Plunder and Destroy: 12 of History’s Most Daring Raids

Plunder and Destroy: 12 of History’s Most Daring Raids

Khalid Elhassan - October 21, 2017

Plunder and Destroy: 12 of History’s Most Daring Raids
Route of Grierson’s Raid. Warfare History Network

Grierson Raid

On April 17th, 1863, Union Colonel Benjamin Grierson led a cavalry brigade of 1700 horsemen out of La Grange, Tennessee, and took them southward to plunge deep into Mississippi in a raid that would traverse the length of that state, and reemerge at the other side and the safety of Union lines in Baton Rouge, Louisiana.

En route, the Raiders sought to discomfit the enemy and disrupt his communications by tearing up railroad tracks, destroying bridges, wrecking and destroying Confederate installations and facilities, and otherwise wreak havoc and sow confusion throughout Mississippi.

In addition to the damage inflicted, both physical and to the enemy’s morale, the raid was to be the opening salvo of the Vicksburg Campaign, with the strategic aim of acting as a diversion from General Ulysses S. Grant’s planned attack against Vicksburg, Mississippi. Also, until then, Confederate cavalry had been markedly superior to that of the Union, literally riding circles around them.

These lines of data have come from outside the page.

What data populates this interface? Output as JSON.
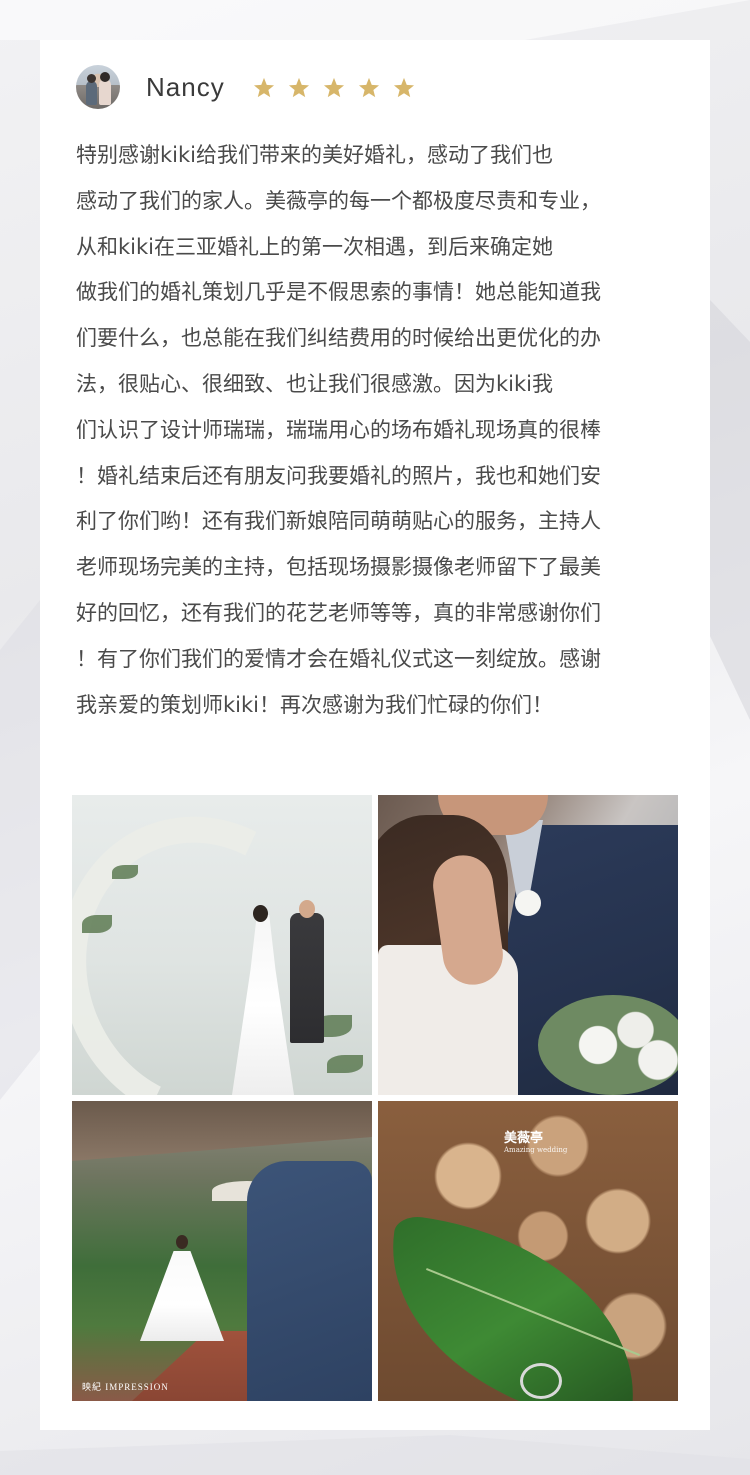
{
  "review": {
    "reviewer_name": "Nancy",
    "rating": 5,
    "max_rating": 5,
    "star_color": "#D7B66A",
    "text_lines": [
      "特别感谢kiki给我们带来的美好婚礼，感动了我们也",
      "感动了我们的家人。美薇亭的每一个都极度尽责和专业，",
      "从和kiki在三亚婚礼上的第一次相遇，到后来确定她",
      "做我们的婚礼策划几乎是不假思索的事情！她总能知道我",
      "们要什么，也总能在我们纠结费用的时候给出更优化的办",
      "法，很贴心、很细致、也让我们很感激。因为kiki我",
      "们认识了设计师瑞瑞，瑞瑞用心的场布婚礼现场真的很棒",
      "！婚礼结束后还有朋友问我要婚礼的照片，我也和她们安",
      "利了你们哟！还有我们新娘陪同萌萌贴心的服务，主持人",
      "老师现场完美的主持，包括现场摄影摄像老师留下了最美",
      "好的回忆，还有我们的花艺老师等等，真的非常感谢你们",
      "！有了你们我们的爱情才会在婚礼仪式这一刻绽放。感谢",
      "我亲爱的策划师kiki！再次感谢为我们忙碌的你们！"
    ]
  },
  "gallery": {
    "photos": [
      {
        "subject": "ceremony-floral-arch"
      },
      {
        "subject": "couple-embrace-bouquet"
      },
      {
        "subject": "bride-garden-path",
        "watermark": "映紀 IMPRESSION"
      },
      {
        "subject": "rings-on-leaf",
        "watermark_title": "美薇亭",
        "watermark_sub": "Amazing wedding"
      }
    ]
  }
}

Thus, an additional motive was to demonstrate what federal horsemen could do with a daring exploit of their own to match the headline-grabbing ones of Confederate cavalrymen J.E.B. Stuart and Nathan Bedford Forrest.

Commanded by a former music teacher who hated horses, Grierson’s cavalrymen traveled light, packing only 5 days’ worth of rations for what planners envisioned would be a 10-day mission, 40 rounds of ammunition, and oats for their mounts. Preceded by scouts in enemy uniform, they rode for 600 miles through the heart of enemy territory that had never before seen enemy soldiers or felt the touch of war.

Mississippi felt it now, and went into a panic as Union horsemen burned storehouses, tore up railroads and twisted them atop burning crossties, freed slaves, wrecked bridges, destroyed trains, and put commissaries to the torch. Throughout, Grierson added to the Confederates’ confusion by peeling off detachments and sending them on feints to baffle and confuse the enemy about his actual whereabouts, intentions, and direction of march.

The raid was a smashing success, literally as well as figuratively. Rampaging at will for 15 days deep in the heart of enemy territory, Grierson’s cavalrymen wreaked significant damage upon the enemy property and enemy morale. Although vigorously pursued by Confederates, the Union cavalry eluded their pursuers while causing mayhem in the enemy’s heartland.

After a 15 day rampage during which they lost only 3 killed, 7 wounded, and 9 missing, the federal horsemen crossed into the safety of Union lines near Baton Rouge, Louisiana.

In addition to its immediate impact, the raid’s demonstration of Union soldiers’ ability to live off the land within Confederate territory started the gears turning in the mind of Union General William Tecumseh Sherman about the vulnerability of the Confederacy’s interior, which he compared to soft innards surrounded by a brittle shell. A year and a half later, those turning gears would lead to the March Through Georgia and the even more devastating March Through the Carolinas that would seal the Confederacy’s doom.